Avec l’arrivée des nouvelles technologies et la mondialisation dans les années 2000, le nombre de millionnaires et milliardaires a fortement augmenté dans les pays occidentaux. Les lobbies ont fait pression sur les gouvernements pour que cette nouvelle classe de personnes « hyper » riches ait une imposition la plus faible possible. Afin de justifier auprès de l’opinion ces baisses d’impôts, les politiques ont « inventé » la notion de « Ruissellement de la richesse ». Car, il ne faut pas que les riches quittent le pays à cause des impôts puisqu’ils font « ruisseler » leur richesse sur les classes populaires.

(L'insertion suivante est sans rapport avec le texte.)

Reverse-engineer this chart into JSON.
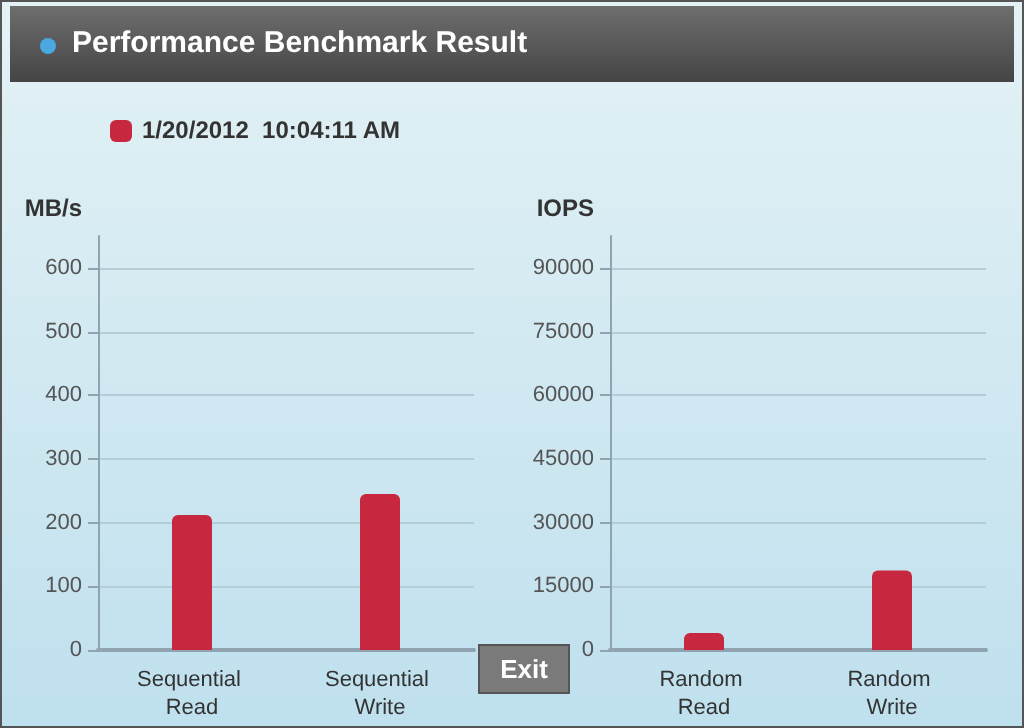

Joe Biden est le premier président des États Unis à avoir dénoncé ce concept, indiquant que toutes les études démontraient que ce n’était que du marketing et que mathématiquement rien ne justifiait les baisses considérables d’impôts pour les plus riches. Le concept de Ruissellement de la richesse est aujourd’hui dénoncé partout comme en France ou en Angleterre.
Cependant, le « ruissellement » décrit dans notre approche est totalement différent. Il concerne le « ruissellement » de l’activité économique à travers la hiérarchie des interactions et des dépendances entre les entreprises (et non des personnes physiques).
Ruissellement de la valeur à travers la hiérarchie et les dépendances dans nos écosystèmes de valeurs
Rappelons que le système productif proposé par notre plan de transformation est basé sur l’exploitation de nos ressources. Energie + Ressources + Travail = Production de biens de consommation (voir l’article sur le sujet).
Voici notre vision pour générer des écosystèmes de valeurs solides, modernes et surtout pérennes :
A- L’analyse de la cartographie et le cadre d’exploitation de nos ressources définissent la stratégie de l’État. On redessine nos « cartographies fonctionnelles nationales ». Nous proposons 12 cartographies dans notre plan de transformation.
B- La stratégie de l’État définit les grands chantiers de l’État (Village « santé et bien-être », village aventure, cité de la chimie, cité de l’aéronautique, campus, musées, smart city, coopératives agricoles, autoroutes, routes, aéroports, ports, télécom, parcs, forêts etc.).
C- Les grands chantiers de l’État associés à son rôle d’entrepreneur et d’investisseur génèrent de l’activité pour les grandes industries (Les Éléphants).
D- Les grandes industries génèrent de l’activité pour les industries de taille intermédiaire (Les Lions).
E- Les industries de taille intermédiaires génèrent de l’activité pour les PME /PMI et start-up (Les Gazelles).
F- La vie sociale générée par les activités C/D/E créé les lieux de vies où travaillent des artisans, professions libérales, indépendants, fonctionnaires etc. (boulangerie, restaurants, hôtels, plombiers, maçons, comptables, avocats etc. (Les Abeilles).
G- Les besoins de pilotage, de contrôle et les engagements de responsabilité de chacun imposent la mise en œuvre de dispositifs de gouvernance, de pilotage, de contrôle, de justice et d’arbitrage. Mais aussi de protection et de sécurité pour tout l’écosystème de valeur.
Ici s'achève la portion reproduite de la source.